Purex Ferry-Morse Seed Co.
Hulting Hybrids
Rorer-Amchem Jacques Seed Co.
Sandoz, Inc. Northrup, King
Rogers Bros.
Tate & Lyle Berger & Plate
Tejon Ranch Co. Waterman-Loomis Co.
Union Carbide Keystone Seed Co.
Upjohn Asgrow Seed Co.

Compiled by the Agricultural Resources Center

Some families are still handing down flower or vegetable seeds that have been in the family for generations. This won’t solve the problems of loss of genetic material, but it is a fine tradition linking us in an important way to our “roots.” If this is not one of your family’s traditions, why not make it one?

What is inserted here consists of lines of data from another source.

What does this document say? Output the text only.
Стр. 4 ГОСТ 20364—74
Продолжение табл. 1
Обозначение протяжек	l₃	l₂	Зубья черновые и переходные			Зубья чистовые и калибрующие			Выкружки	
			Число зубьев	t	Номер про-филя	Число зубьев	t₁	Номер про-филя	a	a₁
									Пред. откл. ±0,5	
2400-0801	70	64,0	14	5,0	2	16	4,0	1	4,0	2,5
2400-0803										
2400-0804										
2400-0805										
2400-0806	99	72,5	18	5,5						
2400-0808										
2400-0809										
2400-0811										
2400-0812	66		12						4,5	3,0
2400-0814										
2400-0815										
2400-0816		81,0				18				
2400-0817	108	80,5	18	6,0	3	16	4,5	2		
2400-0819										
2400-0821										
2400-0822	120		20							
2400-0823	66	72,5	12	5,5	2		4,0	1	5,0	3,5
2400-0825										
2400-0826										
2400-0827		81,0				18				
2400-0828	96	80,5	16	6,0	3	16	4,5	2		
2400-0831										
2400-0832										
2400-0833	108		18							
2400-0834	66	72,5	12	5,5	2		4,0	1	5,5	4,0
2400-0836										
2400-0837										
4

— Cary was assisted by Sara Fowler and Alice Ammerman.

  1. Eat Your Heart Out: How Food Profiteers Victimize the Consumer, by Jim Hightower. Crown Publishers, NY: 1975. p. 140.
  2. “Seed Monopoly,” by Bettina Conner. The Elements, February 1975. p. 7.
  3. “The Marketplace: Trends in Agribusiness,” by Daryl Natz. Feedstuffs: The Weekly Newspaper for Agribusiness, February 7, 1977. p. 10.
  4. “Some Plain Talk About Seed Company Mergers and Acquisitions,” Address by L. William Teweles to the 22nd Annual Farm Seed Conference of the American Seed Trade Assoc. Kansas City, Missouri, November 16, 1976. p. 3.
  5. Conner, p. 7.
  6. Ibid., p. 6.
  7. See Food First: Beyond the Myth of Scarcity, by Frances Lappé and Joseph Collins with Cary Fowler. Houghton Mifflin, 1977. Part V.
  8. See Poverty and Landlessness in Rural Asia, edited by Keith Griffin and Azizur Rahman Khan. International Labour Organization, Geneva, 1976. See also, “The Social and Economic Implications of the Large-Scale Introduction of New Varieties of Food Grains,” by Cynthia Hewitt de Alcantara. UN Development Program/UN Research Institute for Social Development, 1974.
  9. “Genetics of Disaster,” by Jack R. Harlan. Journal of Environmental Quality, Vol 1, No. 2, 1972. p. 213.
  10. Ibid., p. 212.
  11. “Our Vanishing Genetic Resources,” by Jack R. Harlan. Science, Vol. 188, May 9, 1975. p. 620.
  12. Harlan, “Genetics of Disaster,” p. 214.